Component	Minimum	Recommended
RAM	Model VRAM × 1.5	Model VRAM × 2
Disk	Model size + 20 GB	SSD with 100+ GB free
CPU	4 cores	8+ cores (for vLLM continuous batching)
GPU	CUDA 11.8+ compatible	NVIDIA Ampere or newer (A100, H100, RTX 4090)

CPU-only inference is possible with Ollama for 7-8B models (Q4 quantization) but is 10-50× slower than GPU. Not recommended for interactive use — the agent loop's built-in step timeout (30s per tool call) may kill requests before the model finishes generating.

Quantization Trade-offs

Quantization	VRAM Savings	Quality Impact	Recommendation
FP16	Baseline	None	Best quality, if you have VRAM
Q8	~45% reduction	Minimal (< 1% accuracy loss)	Good default for production
Q4	~70% reduction	Noticeable on complex queries	Acceptable for development, risky for production
Q2	~85% reduction	Significant degradation	Not recommended — tool calling becomes unreliable

Compatibility Matrix

Tested model and inference server combinations for Atlas. Tool calling is the critical requirement — without it, Atlas cannot function.

Legend

✅ Works — tool calling, streaming, and SQL generation all function correctly
⚠️ Partial — works but with known limitations (see notes)
❌ Fails — tool calling broken or too unreliable for use

Ollama

Model	Tool Calling	Streaming	Notes
Llama 3.1 70B	✅	✅	Best self-hosted option for Ollama
Llama 3.1 8B	✅	✅	Good for development
Qwen 2.5 72B	✅	✅	Strong tool calling
Qwen 2.5 7B	✅	✅	Good tool calling for its size
Mistral Large	✅	✅	Requires significant VRAM
Mistral 7B (v0.3)	⚠️	✅	Tool calling works but sometimes malformed — retries help
DeepSeek V3	⚠️	✅	Requires Ollama 0.5+; large VRAM requirement
Phi-3 Medium (14B)	⚠️	✅	Tool calling inconsistent — not recommended for Atlas
CodeLlama 34B	❌	✅	No tool calling support
Llama 2 (any size)	❌	✅	No tool calling support

vLLM

Model	Tool Calling	Streaming	Notes
Llama 3.1 70B	✅	✅	Best production option — use `--tool-call-parser hermes`
Llama 3.1 8B	✅	✅	Use `--tool-call-parser hermes`
Qwen 2.5 72B	✅	✅	Use `--tool-call-parser hermes`
Qwen 2.5 7B	✅	✅	Use `--tool-call-parser hermes`
Mistral Large	✅	✅	Use `--tool-call-parser mistral`
Mistral 7B (v0.3)	⚠️	✅	Tool calling less reliable than 70B+ models
DeepSeek V3	✅	✅	Requires FP8 or multi-GPU; use `--tool-call-parser hermes`

vLLM requires --enable-auto-tool-choice and a --tool-call-parser flag. The parser must match the model's chat template. Most Llama and Qwen models use hermes; Mistral models use mistral.
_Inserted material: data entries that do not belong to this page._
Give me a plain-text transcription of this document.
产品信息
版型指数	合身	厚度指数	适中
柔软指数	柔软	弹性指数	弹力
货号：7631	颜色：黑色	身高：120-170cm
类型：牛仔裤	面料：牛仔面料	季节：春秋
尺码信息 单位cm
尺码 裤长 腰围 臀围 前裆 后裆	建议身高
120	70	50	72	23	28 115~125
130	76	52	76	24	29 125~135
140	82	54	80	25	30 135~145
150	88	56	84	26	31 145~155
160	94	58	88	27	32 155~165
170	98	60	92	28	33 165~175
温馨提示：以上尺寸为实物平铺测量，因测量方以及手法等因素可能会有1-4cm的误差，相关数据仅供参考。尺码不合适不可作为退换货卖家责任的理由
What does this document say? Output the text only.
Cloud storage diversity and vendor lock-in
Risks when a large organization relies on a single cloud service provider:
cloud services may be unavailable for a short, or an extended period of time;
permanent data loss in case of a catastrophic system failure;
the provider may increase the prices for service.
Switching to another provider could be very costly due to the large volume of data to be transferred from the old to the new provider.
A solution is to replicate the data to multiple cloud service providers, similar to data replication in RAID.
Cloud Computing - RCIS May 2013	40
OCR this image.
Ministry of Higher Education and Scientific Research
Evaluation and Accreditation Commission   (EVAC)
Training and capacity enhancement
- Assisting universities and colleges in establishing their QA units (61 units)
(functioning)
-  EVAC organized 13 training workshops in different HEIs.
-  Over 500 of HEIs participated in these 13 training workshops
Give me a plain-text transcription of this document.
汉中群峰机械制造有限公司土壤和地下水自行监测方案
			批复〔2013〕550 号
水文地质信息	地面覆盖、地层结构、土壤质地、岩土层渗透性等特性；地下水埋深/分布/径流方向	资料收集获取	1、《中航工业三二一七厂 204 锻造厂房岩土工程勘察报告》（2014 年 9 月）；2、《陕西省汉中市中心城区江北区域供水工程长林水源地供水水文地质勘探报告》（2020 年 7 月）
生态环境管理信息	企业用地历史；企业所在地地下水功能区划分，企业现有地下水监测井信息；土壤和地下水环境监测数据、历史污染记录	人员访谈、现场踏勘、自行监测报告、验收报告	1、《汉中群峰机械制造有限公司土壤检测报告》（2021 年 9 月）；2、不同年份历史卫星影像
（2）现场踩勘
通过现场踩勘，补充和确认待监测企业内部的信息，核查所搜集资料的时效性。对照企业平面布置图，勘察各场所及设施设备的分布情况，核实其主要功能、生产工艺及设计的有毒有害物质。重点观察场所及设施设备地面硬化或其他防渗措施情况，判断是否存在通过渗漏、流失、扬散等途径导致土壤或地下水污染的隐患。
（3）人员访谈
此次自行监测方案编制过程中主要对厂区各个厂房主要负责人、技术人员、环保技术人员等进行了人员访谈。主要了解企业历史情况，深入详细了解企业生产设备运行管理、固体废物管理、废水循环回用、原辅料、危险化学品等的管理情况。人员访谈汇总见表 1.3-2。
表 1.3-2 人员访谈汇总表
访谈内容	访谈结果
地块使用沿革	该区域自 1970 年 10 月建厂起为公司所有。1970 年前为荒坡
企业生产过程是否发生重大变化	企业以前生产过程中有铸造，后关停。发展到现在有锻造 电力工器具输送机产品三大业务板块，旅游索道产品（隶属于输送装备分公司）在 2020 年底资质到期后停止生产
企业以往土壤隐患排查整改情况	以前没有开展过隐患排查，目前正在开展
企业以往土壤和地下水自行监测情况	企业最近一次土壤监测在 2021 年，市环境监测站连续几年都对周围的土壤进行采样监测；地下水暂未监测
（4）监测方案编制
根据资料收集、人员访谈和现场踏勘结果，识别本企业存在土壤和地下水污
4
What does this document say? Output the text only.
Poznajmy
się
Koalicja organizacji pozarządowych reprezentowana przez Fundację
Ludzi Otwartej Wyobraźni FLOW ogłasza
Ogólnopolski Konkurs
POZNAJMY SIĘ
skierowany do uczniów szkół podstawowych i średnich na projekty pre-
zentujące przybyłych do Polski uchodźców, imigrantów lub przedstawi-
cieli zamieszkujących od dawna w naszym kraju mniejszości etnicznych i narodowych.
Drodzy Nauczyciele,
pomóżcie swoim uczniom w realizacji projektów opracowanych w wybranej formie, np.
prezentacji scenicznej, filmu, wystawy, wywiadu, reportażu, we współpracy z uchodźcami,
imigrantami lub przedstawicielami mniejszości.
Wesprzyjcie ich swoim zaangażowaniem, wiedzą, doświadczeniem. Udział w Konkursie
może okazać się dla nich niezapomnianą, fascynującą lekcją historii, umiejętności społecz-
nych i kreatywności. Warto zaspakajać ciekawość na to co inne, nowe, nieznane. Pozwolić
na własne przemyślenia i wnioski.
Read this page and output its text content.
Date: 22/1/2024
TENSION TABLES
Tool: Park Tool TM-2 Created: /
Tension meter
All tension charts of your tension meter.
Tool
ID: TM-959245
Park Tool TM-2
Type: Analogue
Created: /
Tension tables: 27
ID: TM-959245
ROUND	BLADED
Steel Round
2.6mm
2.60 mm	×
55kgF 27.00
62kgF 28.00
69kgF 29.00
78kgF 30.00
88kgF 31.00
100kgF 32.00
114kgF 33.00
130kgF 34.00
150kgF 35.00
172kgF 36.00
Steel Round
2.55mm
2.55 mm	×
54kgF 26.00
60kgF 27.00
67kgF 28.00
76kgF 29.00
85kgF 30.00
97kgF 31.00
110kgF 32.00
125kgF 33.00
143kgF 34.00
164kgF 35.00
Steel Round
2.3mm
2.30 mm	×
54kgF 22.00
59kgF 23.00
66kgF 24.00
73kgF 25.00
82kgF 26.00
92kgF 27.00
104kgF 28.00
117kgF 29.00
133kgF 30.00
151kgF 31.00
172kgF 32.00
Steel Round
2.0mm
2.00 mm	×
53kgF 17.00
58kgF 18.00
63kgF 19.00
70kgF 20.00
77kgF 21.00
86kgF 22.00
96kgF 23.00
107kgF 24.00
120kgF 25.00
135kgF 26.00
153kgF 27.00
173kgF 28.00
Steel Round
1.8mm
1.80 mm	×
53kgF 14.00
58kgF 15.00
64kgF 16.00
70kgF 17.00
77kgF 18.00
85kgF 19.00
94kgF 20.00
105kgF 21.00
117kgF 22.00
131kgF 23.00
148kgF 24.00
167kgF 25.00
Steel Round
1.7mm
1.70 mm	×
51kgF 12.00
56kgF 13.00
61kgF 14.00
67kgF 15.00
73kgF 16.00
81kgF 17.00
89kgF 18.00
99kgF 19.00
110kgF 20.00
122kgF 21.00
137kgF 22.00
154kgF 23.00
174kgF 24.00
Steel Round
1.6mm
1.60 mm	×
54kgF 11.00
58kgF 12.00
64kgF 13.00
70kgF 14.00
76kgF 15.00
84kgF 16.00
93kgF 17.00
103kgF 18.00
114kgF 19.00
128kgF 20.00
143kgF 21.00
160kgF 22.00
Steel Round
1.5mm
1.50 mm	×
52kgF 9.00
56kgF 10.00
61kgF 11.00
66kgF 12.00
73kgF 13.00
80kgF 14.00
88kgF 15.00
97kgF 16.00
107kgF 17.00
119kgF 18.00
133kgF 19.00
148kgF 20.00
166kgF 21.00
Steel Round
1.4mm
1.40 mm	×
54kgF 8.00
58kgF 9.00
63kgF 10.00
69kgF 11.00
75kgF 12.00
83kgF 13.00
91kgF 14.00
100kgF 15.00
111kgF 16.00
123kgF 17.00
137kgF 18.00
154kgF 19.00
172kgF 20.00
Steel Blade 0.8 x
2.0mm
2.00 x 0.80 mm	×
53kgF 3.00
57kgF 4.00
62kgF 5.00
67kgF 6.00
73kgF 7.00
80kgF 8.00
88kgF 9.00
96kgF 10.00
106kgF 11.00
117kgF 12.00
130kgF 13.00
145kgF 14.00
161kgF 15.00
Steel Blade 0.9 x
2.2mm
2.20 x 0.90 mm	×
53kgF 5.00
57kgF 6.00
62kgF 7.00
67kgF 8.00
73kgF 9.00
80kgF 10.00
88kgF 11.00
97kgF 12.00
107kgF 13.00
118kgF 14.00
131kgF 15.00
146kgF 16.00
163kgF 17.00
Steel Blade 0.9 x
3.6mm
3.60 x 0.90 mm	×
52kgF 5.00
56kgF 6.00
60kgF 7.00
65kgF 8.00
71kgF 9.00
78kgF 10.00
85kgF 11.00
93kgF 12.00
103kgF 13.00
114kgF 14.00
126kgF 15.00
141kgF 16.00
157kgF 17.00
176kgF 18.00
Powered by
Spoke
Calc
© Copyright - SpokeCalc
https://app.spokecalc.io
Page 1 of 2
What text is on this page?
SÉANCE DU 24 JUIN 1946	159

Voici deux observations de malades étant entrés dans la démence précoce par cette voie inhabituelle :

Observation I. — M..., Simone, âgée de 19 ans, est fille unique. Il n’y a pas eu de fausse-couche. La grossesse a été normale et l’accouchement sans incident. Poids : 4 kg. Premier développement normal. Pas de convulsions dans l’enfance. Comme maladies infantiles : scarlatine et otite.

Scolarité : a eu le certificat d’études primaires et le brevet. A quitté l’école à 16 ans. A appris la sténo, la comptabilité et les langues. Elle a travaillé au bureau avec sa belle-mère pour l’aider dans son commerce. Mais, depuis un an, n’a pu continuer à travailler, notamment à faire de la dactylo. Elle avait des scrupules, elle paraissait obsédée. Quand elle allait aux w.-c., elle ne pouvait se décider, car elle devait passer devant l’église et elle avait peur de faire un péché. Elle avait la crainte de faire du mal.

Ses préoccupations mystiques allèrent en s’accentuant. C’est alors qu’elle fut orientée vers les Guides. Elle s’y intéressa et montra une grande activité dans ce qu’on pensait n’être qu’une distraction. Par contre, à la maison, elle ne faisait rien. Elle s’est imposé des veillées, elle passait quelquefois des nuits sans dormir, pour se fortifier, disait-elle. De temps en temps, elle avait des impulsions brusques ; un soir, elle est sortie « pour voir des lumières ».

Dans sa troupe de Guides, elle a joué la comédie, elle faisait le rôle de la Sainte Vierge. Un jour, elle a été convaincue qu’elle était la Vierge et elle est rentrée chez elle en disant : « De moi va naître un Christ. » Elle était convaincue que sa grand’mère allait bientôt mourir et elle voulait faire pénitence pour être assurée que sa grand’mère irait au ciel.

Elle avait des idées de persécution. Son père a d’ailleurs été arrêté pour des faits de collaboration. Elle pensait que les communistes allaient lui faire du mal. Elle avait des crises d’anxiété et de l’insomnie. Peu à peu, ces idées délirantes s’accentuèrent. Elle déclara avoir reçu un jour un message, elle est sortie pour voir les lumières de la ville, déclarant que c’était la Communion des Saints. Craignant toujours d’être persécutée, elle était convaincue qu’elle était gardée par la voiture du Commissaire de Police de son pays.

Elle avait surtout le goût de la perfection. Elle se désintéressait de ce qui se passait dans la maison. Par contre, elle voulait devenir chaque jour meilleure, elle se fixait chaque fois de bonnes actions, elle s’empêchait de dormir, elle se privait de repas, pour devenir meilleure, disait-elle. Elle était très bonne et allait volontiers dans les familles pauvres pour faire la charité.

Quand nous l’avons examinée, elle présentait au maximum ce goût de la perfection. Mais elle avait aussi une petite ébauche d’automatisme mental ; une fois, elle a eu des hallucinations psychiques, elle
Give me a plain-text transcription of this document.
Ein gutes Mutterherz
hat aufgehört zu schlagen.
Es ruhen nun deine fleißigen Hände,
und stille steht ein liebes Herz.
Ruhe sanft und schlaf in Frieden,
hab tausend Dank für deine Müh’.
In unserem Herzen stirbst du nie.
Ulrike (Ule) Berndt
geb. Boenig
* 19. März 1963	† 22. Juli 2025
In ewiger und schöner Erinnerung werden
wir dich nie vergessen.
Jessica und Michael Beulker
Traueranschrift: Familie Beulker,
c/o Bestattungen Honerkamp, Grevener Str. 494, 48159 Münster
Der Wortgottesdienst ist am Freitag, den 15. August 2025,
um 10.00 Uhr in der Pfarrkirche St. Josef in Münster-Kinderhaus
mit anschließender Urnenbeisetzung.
TGI (Text Generation Inference)

Model	Tool Calling	Streaming	Notes
Llama 3.1 70B	✅	✅	Requires TGI v2.0+
Llama 3.1 8B	✅	✅	Requires TGI v2.0+
Qwen 2.5 72B	⚠️	✅	Tool calling works but output format can vary
Qwen 2.5 7B	⚠️	✅	Same as 72B — format inconsistencies
Mistral Large	✅	✅	Good TGI support
Mistral 7B	⚠️	✅	Inconsistent tool calling

Docker Compose Profiles

Pre-built Docker Compose files for common self-hosted setups. All include Atlas API + Postgres + demo data.

Ollama

# Start with default model (Llama 3.1 8B)
docker compose -f examples/docker/docker-compose.ollama.yml up

# Use a different model
OLLAMA_MODEL=qwen2.5:72b docker compose -f examples/docker/docker-compose.ollama.yml up

Included services: Postgres, Ollama (with GPU passthrough), model auto-pull, Atlas API.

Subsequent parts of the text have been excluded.